\section{Related Work}
\label{sec:related_work}

Recently, several works studied the inductive bias of neural networks and showed connections between gradient methods and  margin maximization \citep{chizat2020implicit, lyu2019gradient, nacson2019lexicographic,ji2020directional}. These works motivate our theoretical analysis of minimum norm solutions. In our theoretical analysis, we apply the results of \citet{lyu2019gradient, ji2020directional}, which show that GF is biased towards KKT points of min-norm problems.

Other works study fully connected neural networks under certain assumptions on the data such as linearly separable data \citep{brutzkus2018sgd,sarussi2021towards,frei2021provable} or Gaussian data \citep{safran2018spurious,du2018gradient2}. \citet{malach2020implications} show that certain structured Boolean circuits can be learned with a network architecture that is specialized for their data structure. 

Fully connected networks were also analyzed via the NTK approximation \citep{jacot2018neural,du2018gradient2, du2018gradient, arora2019fine, ji2019polylogarithmic, cao2019generalization, jacot2018neural, fiat2019decoupling, allen2019convergence, li2018learning, daniely2016toward}. However, \citet{yehudai2019power, daniely2020learning} have highlighted limitations of the NTK framework, suggesting that it does not accurately model neural networks as they are used in practice.

Another line of works \citep{saad1996dynamics,goldt2019dynamics,tian2019student} studies neural networks in student-teacher regression settings and shows a ``specialization'' effect, where a subset of student neurons aligns with teacher neurons. The main difference from our setting is that we consider classification on binary data, and they consider regression tasks on non-discrete data (e.g., Gaussian). We note that classification settings present unique theoretical challenges for studying inductive bias of gradient methods \citep{montanari2019generalization}.

In a recent result, \citet{phuonginductive} provide an end-to-end optimization analysis of a two-layer ReLU network on orthogonally separable data (which is a simplified setup of linearly separable data). They consider the cross-entropy loss and their analysis implies that neurons specialize to certain directions. We focus on a significantly more challenging setting, where the training data corresponds to a read-once DNF, and is generally not linearly separable.

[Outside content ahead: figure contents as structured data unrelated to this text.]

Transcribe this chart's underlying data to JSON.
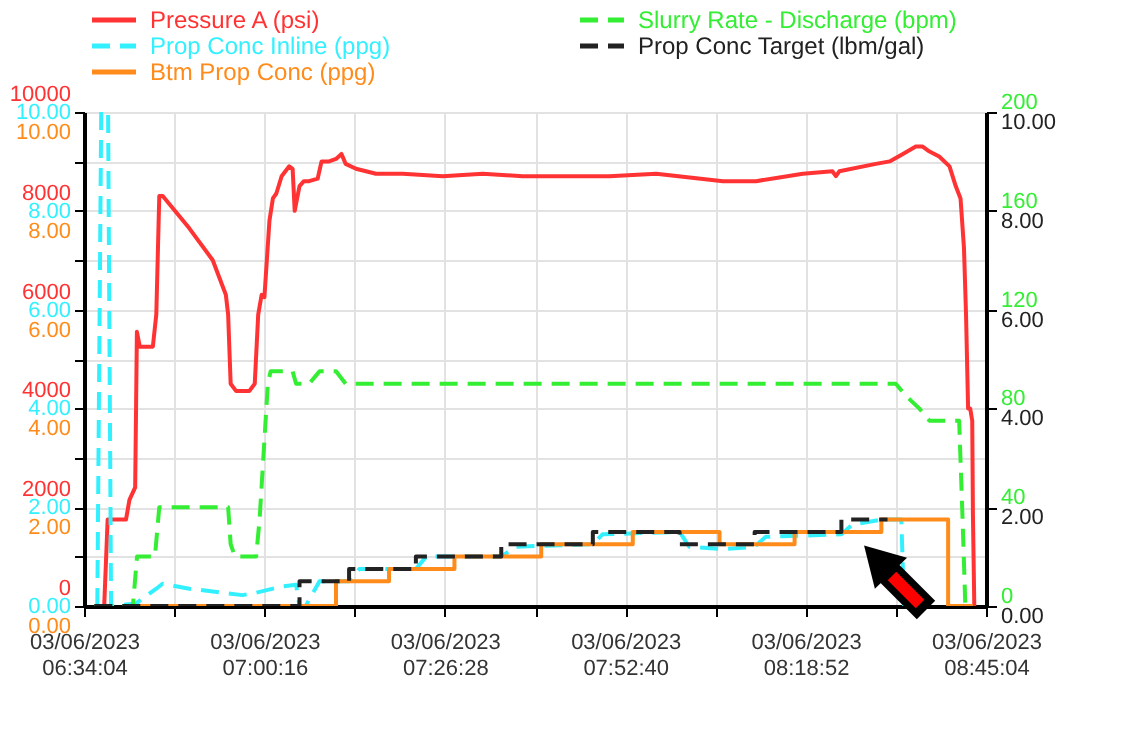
{
  "chart_data": {
    "type": "line",
    "legend": "top left",
    "grid": true,
    "xlim": [
      "2023-03-06T06:34:04",
      "2023-03-06T08:45:04"
    ],
    "xticks": [
      {
        "value": "2023-03-06T06:34:04",
        "label": "03/06/2023\n06:34:04"
      },
      {
        "value": "2023-03-06T06:47:10",
        "label": null
      },
      {
        "value": "2023-03-06T07:00:16",
        "label": "03/06/2023\n07:00:16"
      },
      {
        "value": "2023-03-06T07:13:22",
        "label": null
      },
      {
        "value": "2023-03-06T07:26:28",
        "label": "03/06/2023\n07:26:28"
      },
      {
        "value": "2023-03-06T07:39:34",
        "label": null
      },
      {
        "value": "2023-03-06T07:52:40",
        "label": "03/06/2023\n07:52:40"
      },
      {
        "value": "2023-03-06T08:05:46",
        "label": null
      },
      {
        "value": "2023-03-06T08:18:52",
        "label": "03/06/2023\n08:18:52"
      },
      {
        "value": "2023-03-06T08:31:58",
        "label": null
      },
      {
        "value": "2023-03-06T08:45:04",
        "label": "03/06/2023\n08:45:04"
      }
    ],
    "ylim": [
      0,
      10000
    ],
    "yticks": [
      0,
      {
        "value": 1000,
        "label": null
      },
      2000,
      {
        "value": 3000,
        "label": null
      },
      4000,
      {
        "value": 5000,
        "label": null
      },
      6000,
      {
        "value": 7000,
        "label": null
      },
      8000,
      {
        "value": 9000,
        "label": null
      },
      10000
    ],
    "y2lim": [
      0,
      10
    ],
    "y2ticks": [
      {
        "value": 0,
        "label": "0.00"
      },
      {
        "value": 2,
        "label": "2.00"
      },
      {
        "value": 4,
        "label": "4.00"
      },
      {
        "value": 6,
        "label": "6.00"
      },
      {
        "value": 8,
        "label": "8.00"
      },
      {
        "value": 10,
        "label": "10.00"
      }
    ],
    "y3lim": [
      0,
      200
    ],
    "y3ticks": [
      0,
      40,
      80,
      120,
      160,
      200
    ],
    "series": [
      {
        "name": "Pressure A (psi)",
        "axis": "y",
        "color": "#ff3333",
        "line_style": "solid",
        "x": [
          "2023-03-06T06:36:16",
          "2023-03-06T06:37:00",
          "2023-03-06T06:37:30",
          "2023-03-06T06:40:10",
          "2023-03-06T06:40:40",
          "2023-03-06T06:41:30",
          "2023-03-06T06:41:45",
          "2023-03-06T06:42:10",
          "2023-03-06T06:44:04",
          "2023-03-06T06:44:34",
          "2023-03-06T06:45:00",
          "2023-03-06T06:45:30",
          "2023-03-06T06:49:20",
          "2023-03-06T06:52:46",
          "2023-03-06T06:54:40",
          "2023-03-06T06:55:00",
          "2023-03-06T06:55:22",
          "2023-03-06T06:56:10",
          "2023-03-06T06:58:04",
          "2023-03-06T06:58:52",
          "2023-03-06T06:59:22",
          "2023-03-06T06:59:52",
          "2023-03-06T07:00:16",
          "2023-03-06T07:01:00",
          "2023-03-06T07:01:30",
          "2023-03-06T07:02:00",
          "2023-03-06T07:02:46",
          "2023-03-06T07:03:52",
          "2023-03-06T07:04:22",
          "2023-03-06T07:04:40",
          "2023-03-06T07:05:22",
          "2023-03-06T07:06:00",
          "2023-03-06T07:06:46",
          "2023-03-06T07:08:00",
          "2023-03-06T07:08:34",
          "2023-03-06T07:09:40",
          "2023-03-06T07:10:40",
          "2023-03-06T07:11:28",
          "2023-03-06T07:12:04",
          "2023-03-06T07:13:34",
          "2023-03-06T07:16:28",
          "2023-03-06T07:20:22",
          "2023-03-06T07:26:10",
          "2023-03-06T07:32:00",
          "2023-03-06T07:37:46",
          "2023-03-06T07:45:34",
          "2023-03-06T07:50:22",
          "2023-03-06T07:57:10",
          "2023-03-06T08:06:52",
          "2023-03-06T08:11:40",
          "2023-03-06T08:18:28",
          "2023-03-06T08:22:46",
          "2023-03-06T08:23:16",
          "2023-03-06T08:23:46",
          "2023-03-06T08:29:04",
          "2023-03-06T08:31:04",
          "2023-03-06T08:33:00",
          "2023-03-06T08:34:52",
          "2023-03-06T08:35:52",
          "2023-03-06T08:36:52",
          "2023-03-06T08:38:16",
          "2023-03-06T08:39:46",
          "2023-03-06T08:40:40",
          "2023-03-06T08:41:22",
          "2023-03-06T08:41:52",
          "2023-03-06T08:42:10",
          "2023-03-06T08:42:28",
          "2023-03-06T08:42:46",
          "2023-03-06T08:43:04",
          "2023-03-06T08:43:10",
          "2023-03-06T08:43:22"
        ],
        "values": [
          0,
          0,
          1750,
          1750,
          2150,
          2400,
          5550,
          5250,
          5250,
          5900,
          8300,
          8300,
          7650,
          7000,
          6300,
          5900,
          4500,
          4350,
          4350,
          4500,
          5900,
          6300,
          6250,
          7800,
          8250,
          8350,
          8700,
          8900,
          8850,
          8000,
          8500,
          8600,
          8600,
          8650,
          9000,
          9000,
          9050,
          9150,
          8950,
          8850,
          8750,
          8750,
          8700,
          8750,
          8700,
          8700,
          8700,
          8750,
          8600,
          8600,
          8750,
          8800,
          8700,
          8800,
          8950,
          9000,
          9150,
          9300,
          9300,
          9200,
          9100,
          8900,
          8500,
          8250,
          7250,
          5900,
          4000,
          4000,
          3750,
          1850,
          0
        ]
      },
      {
        "name": "Prop Conc Inline (ppg)",
        "axis": "y2",
        "color": "#33f0ff",
        "line_style": "dashed",
        "x": [
          "2023-03-06T06:36:00",
          "2023-03-06T06:36:34",
          "2023-03-06T06:37:34",
          "2023-03-06T06:38:00",
          "2023-03-06T06:41:34",
          "2023-03-06T06:44:34",
          "2023-03-06T06:45:28",
          "2023-03-06T06:49:22",
          "2023-03-06T06:54:10",
          "2023-03-06T06:57:04",
          "2023-03-06T06:59:04",
          "2023-03-06T07:02:58",
          "2023-03-06T07:04:52",
          "2023-03-06T07:05:22",
          "2023-03-06T07:06:16",
          "2023-03-06T07:08:16",
          "2023-03-06T07:12:34",
          "2023-03-06T07:14:04",
          "2023-03-06T07:22:16",
          "2023-03-06T07:23:46",
          "2023-03-06T07:34:40",
          "2023-03-06T07:36:46",
          "2023-03-06T07:47:58",
          "2023-03-06T07:49:22",
          "2023-03-06T08:00:34",
          "2023-03-06T08:01:58",
          "2023-03-06T08:06:52",
          "2023-03-06T08:11:28",
          "2023-03-06T08:13:04",
          "2023-03-06T08:24:04",
          "2023-03-06T08:25:40",
          "2023-03-06T08:30:04",
          "2023-03-06T08:32:46",
          "2023-03-06T08:33:10"
        ],
        "values": [
          0,
          10,
          10,
          0,
          0.05,
          0.35,
          0.45,
          0.35,
          0.27,
          0.22,
          0.27,
          0.4,
          0.43,
          0,
          0,
          0.5,
          0.5,
          0.75,
          0.75,
          1.0,
          1.0,
          1.2,
          1.25,
          1.45,
          1.5,
          1.2,
          1.15,
          1.2,
          1.4,
          1.45,
          1.65,
          1.75,
          1.75,
          0
        ]
      },
      {
        "name": "Btm Prop Conc (ppg)",
        "type": "step",
        "axis": "y2",
        "color": "#ff8c1a",
        "line_style": "solid",
        "x": [
          "2023-03-06T06:41:34",
          "2023-03-06T07:10:40",
          "2023-03-06T07:18:22",
          "2023-03-06T07:27:52",
          "2023-03-06T07:40:28",
          "2023-03-06T07:53:46",
          "2023-03-06T08:06:22",
          "2023-03-06T08:17:16",
          "2023-03-06T08:29:52",
          "2023-03-06T08:39:34",
          "2023-03-06T08:43:10"
        ],
        "values": [
          0,
          0.5,
          0.75,
          1.0,
          1.25,
          1.5,
          1.25,
          1.5,
          1.75,
          0,
          0
        ]
      },
      {
        "name": "Slurry Rate - Discharge (bpm)",
        "axis": "y3",
        "color": "#33ee33",
        "line_style": "dashed",
        "x": [
          "2023-03-06T06:35:34",
          "2023-03-06T06:41:10",
          "2023-03-06T06:41:46",
          "2023-03-06T06:42:34",
          "2023-03-06T06:44:22",
          "2023-03-06T06:45:00",
          "2023-03-06T06:55:00",
          "2023-03-06T06:55:22",
          "2023-03-06T06:56:00",
          "2023-03-06T06:59:04",
          "2023-03-06T06:59:34",
          "2023-03-06T07:00:46",
          "2023-03-06T07:01:10",
          "2023-03-06T07:02:58",
          "2023-03-06T07:03:22",
          "2023-03-06T07:04:22",
          "2023-03-06T07:04:52",
          "2023-03-06T07:05:40",
          "2023-03-06T07:06:46",
          "2023-03-06T07:08:16",
          "2023-03-06T07:09:40",
          "2023-03-06T07:10:40",
          "2023-03-06T07:12:04",
          "2023-03-06T07:13:34",
          "2023-03-06T07:45:34",
          "2023-03-06T08:23:16",
          "2023-03-06T08:29:04",
          "2023-03-06T08:31:58",
          "2023-03-06T08:33:28",
          "2023-03-06T08:35:22",
          "2023-03-06T08:36:52",
          "2023-03-06T08:40:40",
          "2023-03-06T08:41:10",
          "2023-03-06T08:41:40",
          "2023-03-06T08:42:04"
        ],
        "values": [
          0,
          0,
          20,
          20,
          20,
          40,
          40,
          25,
          20,
          20,
          35,
          90,
          95,
          95,
          95,
          95,
          90,
          90,
          90,
          95,
          95,
          95,
          90,
          90,
          90,
          90,
          90,
          90,
          85,
          80,
          75,
          75,
          75,
          35,
          0
        ]
      },
      {
        "name": "Prop Conc Target (lbm/gal)",
        "type": "step",
        "axis": "y2",
        "color": "#222222",
        "line_style": "dashed",
        "x": [
          "2023-03-06T06:35:34",
          "2023-03-06T07:05:22",
          "2023-03-06T07:12:34",
          "2023-03-06T07:22:16",
          "2023-03-06T07:34:40",
          "2023-03-06T07:47:58",
          "2023-03-06T08:00:34",
          "2023-03-06T08:11:28",
          "2023-03-06T08:24:04",
          "2023-03-06T08:30:46"
        ],
        "values": [
          0,
          0.5,
          0.75,
          1.0,
          1.25,
          1.5,
          1.25,
          1.5,
          1.75,
          1.75
        ]
      }
    ]
  }
}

An inductive bias towards specializing solutions has also been
observed in \citet{brutzkus2019larger} and proved for a
simple setup with nonlinear data and a convolutional neural network. The notion of specialization is also related to the notion of ``collapse'' \citep{papyan2020prevalence}. We note that in our setting we do not observe the collapse phenomenon since the hidden-layer representations of the positive samples are not all in one small cluster (e.g., see Figure \ref{fig:gd_global_minimum}).\footnote{For the model in the figure, the representations of the positive points create 8 different clusters which correspond to each possible combination of the three terms.}

\citet{rudin2019stop} argues that methods for explaining large neural networks should be avoided because networks are too complex for humans to understand. However, we show, albeit in a restricted setting, that learned networks can be rather simple, and are easily mapped to the underlying DNF.